From mboxrd@z Thu Jan  1 00:00:00 1970
From: Eric Barton <eeb@sun.com>
Date: Wed, 01 Apr 2009 09:17:17 +0100
Subject: [Lustre-devel] WBC HLD outline
In-Reply-To: <200903240058.30343.alexander.zarochentsev@sun.com>
References: <200903240058.30343.alexander.zarochentsev@sun.com>
Message-ID: <00a001c9b2a2$45665430$d032fc90$@com>
List-Id: <lustre-devel-lustre.org>
MIME-Version: 1.0
Content-Type: text/plain; charset="us-ascii"
Content-Transfer-Encoding: 7bit
To: lustre-devel@lists.lustre.org

Zam,

Some notes on the WBC HLD outline

1. The requirement is for 32K creates/second on one node of small
   files with a random size of up to 64K.  It's basically HPCS IO
   Scenario 4.

2. Reintegration must change the filesystem from one consistent state
   to another consistent state _atomically_.

3. Not all the updates in a batch for 1 server need to have the same
   epoch number - i.e. being forced to advance your epoch
   (e.g. because you acquired a lock) doesn't force you to create
   a new batch.

   I think this got mentioned in other emails.

4. Most readers won't know what "bulk transfers are used" for batches.

5. Is ensuring file data is delayed until file creation is
   reintegrated sufficient for correct operation?  Are we not
   effectively doing create-on-write with a WBC?  I'm sure there
   are more issues (e.g. orphans).

   Does including the OSTs in epoch recovery solve all the issues?  If
   so, what are the expected bounds on client redo and server undo
   storage?  Can we avoid needing server undo for data with some
   compromises?  Can we exploit the DMU at all?

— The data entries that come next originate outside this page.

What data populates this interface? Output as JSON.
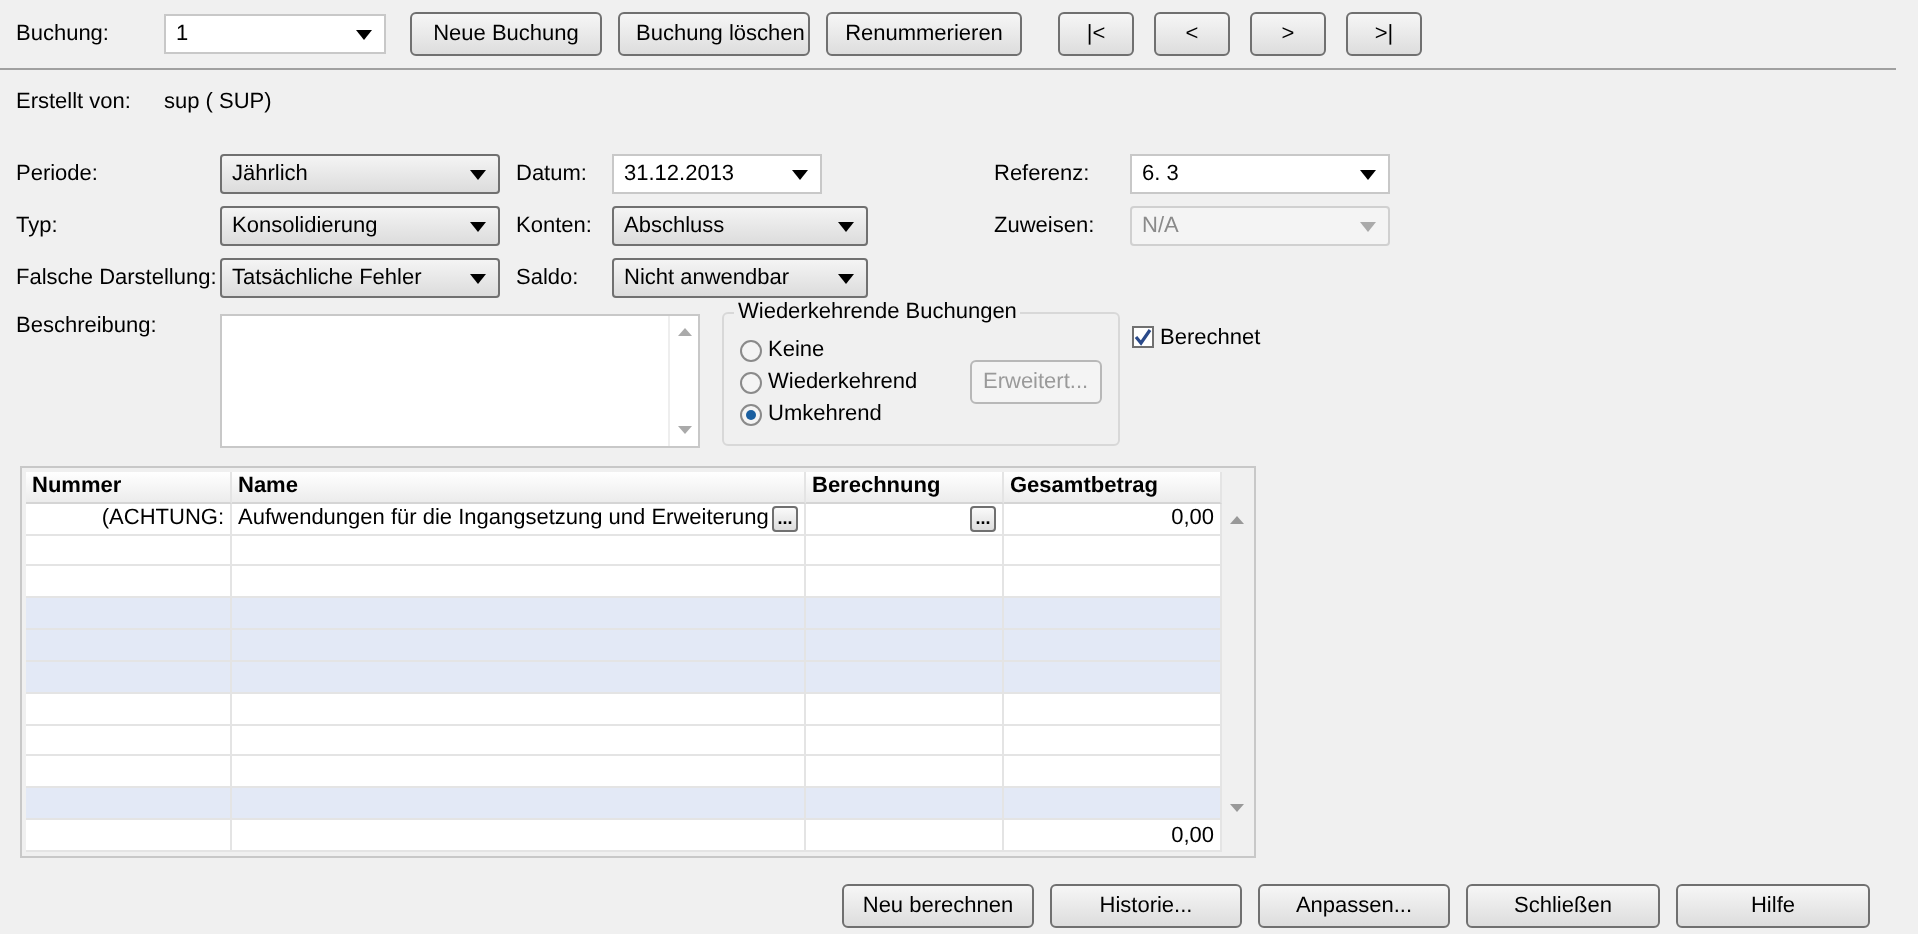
{
  "toolbar": {
    "label": "Buchung:",
    "combo": "1",
    "buttons": [
      "Neue Buchung",
      "Buchung löschen",
      "Renummerieren"
    ],
    "nav": [
      "|<",
      "<",
      ">",
      ">|"
    ]
  },
  "created": {
    "label": "Erstellt von:",
    "value": "sup ( SUP)"
  },
  "form_rows": [
    {
      "fields": [
        {
          "label": "Periode:",
          "value": "Jährlich",
          "kind": "list",
          "disabled": false
        },
        {
          "label": "Datum:",
          "value": "31.12.2013",
          "kind": "editable",
          "disabled": false
        },
        {
          "label": "Referenz:",
          "value": "6.  3",
          "kind": "editable",
          "disabled": false
        }
      ]
    },
    {
      "fields": [
        {
          "label": "Typ:",
          "value": "Konsolidierung",
          "kind": "list",
          "disabled": false
        },
        {
          "label": "Konten:",
          "value": "Abschluss",
          "kind": "list",
          "disabled": false
        },
        {
          "label": "Zuweisen:",
          "value": "N/A",
          "kind": "list",
          "disabled": true
        }
      ]
    },
    {
      "fields": [
        {
          "label": "Falsche Darstellung:",
          "value": "Tatsächliche Fehler",
          "kind": "list",
          "disabled": false
        },
        {
          "label": "Saldo:",
          "value": "Nicht anwendbar",
          "kind": "list",
          "disabled": false
        }
      ]
    }
  ],
  "description": {
    "label": "Beschreibung:"
  },
  "recurring": {
    "title": "Wiederkehrende Buchungen",
    "options": [
      {
        "label": "Keine",
        "selected": false
      },
      {
        "label": "Wiederkehrend",
        "selected": false
      },
      {
        "label": "Umkehrend",
        "selected": true
      }
    ],
    "button": {
      "label": "Erweitert...",
      "disabled": true
    }
  },
  "calculated": {
    "label": "Berechnet",
    "checked": true
  },
  "table": {
    "columns": [
      "Nummer",
      "Name",
      "Berechnung",
      "Gesamtbetrag"
    ],
    "rows": [
      {
        "nummer": "(ACHTUNG:",
        "name": "Aufwendungen für die Ingangsetzung und Erweiterung",
        "name_button": "...",
        "berechnung_button": "...",
        "gesamtbetrag": "0,00",
        "selected": false
      },
      {
        "selected": false
      },
      {
        "selected": false
      },
      {
        "selected": true
      },
      {
        "selected": true
      },
      {
        "selected": true
      },
      {
        "selected": false
      },
      {
        "selected": false
      },
      {
        "selected": false
      },
      {
        "selected": true
      }
    ],
    "total": "0,00"
  },
  "buttons": [
    "Neu berechnen",
    "Historie...",
    "Anpassen...",
    "Schließen",
    "Hilfe"
  ]
}
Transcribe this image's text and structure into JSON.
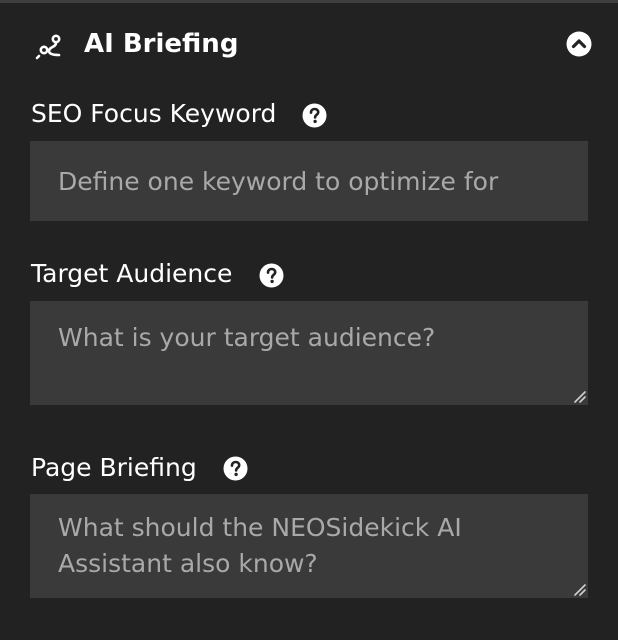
{
  "section": {
    "title": "AI Briefing",
    "icon": "ai-briefing-icon",
    "toggle_icon": "chevron-up-circle-icon"
  },
  "fields": {
    "seo_keyword": {
      "label": "SEO Focus Keyword",
      "value": "",
      "placeholder": "Define one keyword to optimize for",
      "help_icon": "question-circle-icon"
    },
    "target_audience": {
      "label": "Target Audience",
      "value": "",
      "placeholder": "What is your target audience?",
      "help_icon": "question-circle-icon"
    },
    "page_briefing": {
      "label": "Page Briefing",
      "value": "",
      "placeholder": "What should the NEOSidekick AI Assistant also know?",
      "help_icon": "question-circle-icon"
    }
  },
  "colors": {
    "background": "#222222",
    "input_background": "#3a3a3a",
    "placeholder": "#a9a9a9",
    "text": "#ffffff"
  }
}
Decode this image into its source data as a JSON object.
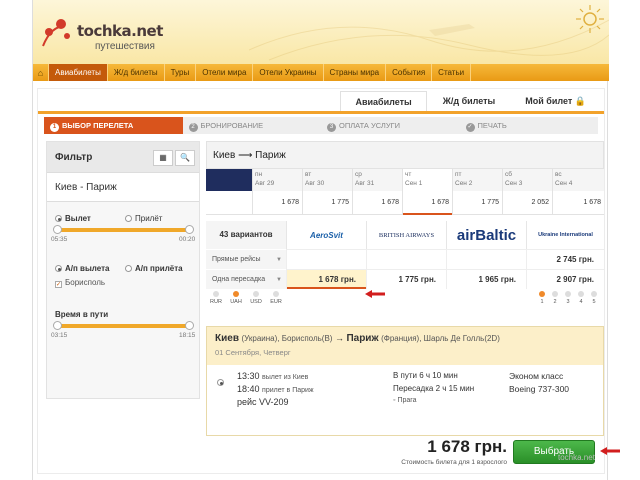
{
  "brand": {
    "name": "tochka.net",
    "subtitle": "путешествия"
  },
  "nav": {
    "home_icon": "home-icon",
    "items": [
      "Авиабилеты",
      "Ж/д билеты",
      "Туры",
      "Отели мира",
      "Отели Украины",
      "Страны мира",
      "События",
      "Статьи"
    ],
    "active_index": 0
  },
  "tabs": [
    "Авиабилеты",
    "Ж/д билеты",
    "Мой билет"
  ],
  "steps": [
    {
      "num": "1",
      "label": "ВЫБОР ПЕРЕЛЕТА"
    },
    {
      "num": "2",
      "label": "БРОНИРОВАНИЕ"
    },
    {
      "num": "3",
      "label": "ОПЛАТА УСЛУГИ"
    },
    {
      "num": "",
      "label": "ПЕЧАТЬ"
    }
  ],
  "filter": {
    "title": "Фильтр",
    "route": "Киев - Париж",
    "departure_label": "Вылет",
    "arrival_label": "Прилёт",
    "time_min": "05:35",
    "time_max": "00:20",
    "airport_depart_label": "А/п вылета",
    "airport_arrive_label": "А/п прилёта",
    "airport_option": "Борисполь",
    "travel_time_label": "Время в пути",
    "travel_min": "03:15",
    "travel_max": "18:15"
  },
  "route_header": "Киев ⟶ Париж",
  "dates": [
    {
      "wd": "пн",
      "date": "Авг 29",
      "price": "1 678"
    },
    {
      "wd": "вт",
      "date": "Авг 30",
      "price": "1 775"
    },
    {
      "wd": "ср",
      "date": "Авг 31",
      "price": "1 678"
    },
    {
      "wd": "чт",
      "date": "Сен 1",
      "price": "1 678"
    },
    {
      "wd": "пт",
      "date": "Сен 2",
      "price": "1 775"
    },
    {
      "wd": "сб",
      "date": "Сен 3",
      "price": "2 052"
    },
    {
      "wd": "вс",
      "date": "Сен 4",
      "price": "1 678"
    }
  ],
  "matrix": {
    "count": "43 вариантов",
    "airlines": [
      "AeroSvit",
      "BRITISH AIRWAYS",
      "airBaltic",
      "Ukraine International"
    ],
    "rows": [
      {
        "label": "Прямые рейсы",
        "cells": [
          "",
          "",
          "",
          "2 745 грн."
        ]
      },
      {
        "label": "Одна пересадка",
        "cells": [
          "1 678 грн.",
          "1 775 грн.",
          "1 965 грн.",
          "2 907 грн."
        ]
      }
    ],
    "currencies": [
      "RUR",
      "UAH",
      "USD",
      "EUR"
    ],
    "pages": [
      "1",
      "2",
      "3",
      "4",
      "5"
    ]
  },
  "flight": {
    "from": "Киев",
    "from_detail": "(Украина), Борисполь(B)",
    "to": "Париж",
    "to_detail": "(Франция), Шарль Де Голль(2D)",
    "date": "01 Сентября, Четверг",
    "dep_time": "13:30",
    "dep_text": "вылет из Киев",
    "arr_time": "18:40",
    "arr_text": "прилет в Париж",
    "flight_label": "рейс VV-209",
    "duration": "В пути 6 ч 10 мин",
    "transfer": "Пересадка 2 ч 15 мин",
    "via": "Прага",
    "class": "Эконом класс",
    "aircraft": "Boeing 737-300"
  },
  "total": {
    "price": "1 678 грн.",
    "note": "Стоимость билета для 1 взрослого"
  },
  "choose_label": "Выбрать",
  "watermark": "tochka.net",
  "colors": {
    "accent": "#d9541c",
    "nav": "#f0a82a",
    "button": "#2a8f28"
  }
}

6. The section on recovering from WBC client death seems imprecise.
   Is (a) just describing V1-4 in Nikita's original post - similarly
   (b) for V1-2, V3'-5'?  Also, for (c) I think we may have discussed
   the possibility of always sending updates as the full operation +
   context to select which updates apply locally so that an operation
   can always be recovered from any of its updates.

    Cheers,
              Eric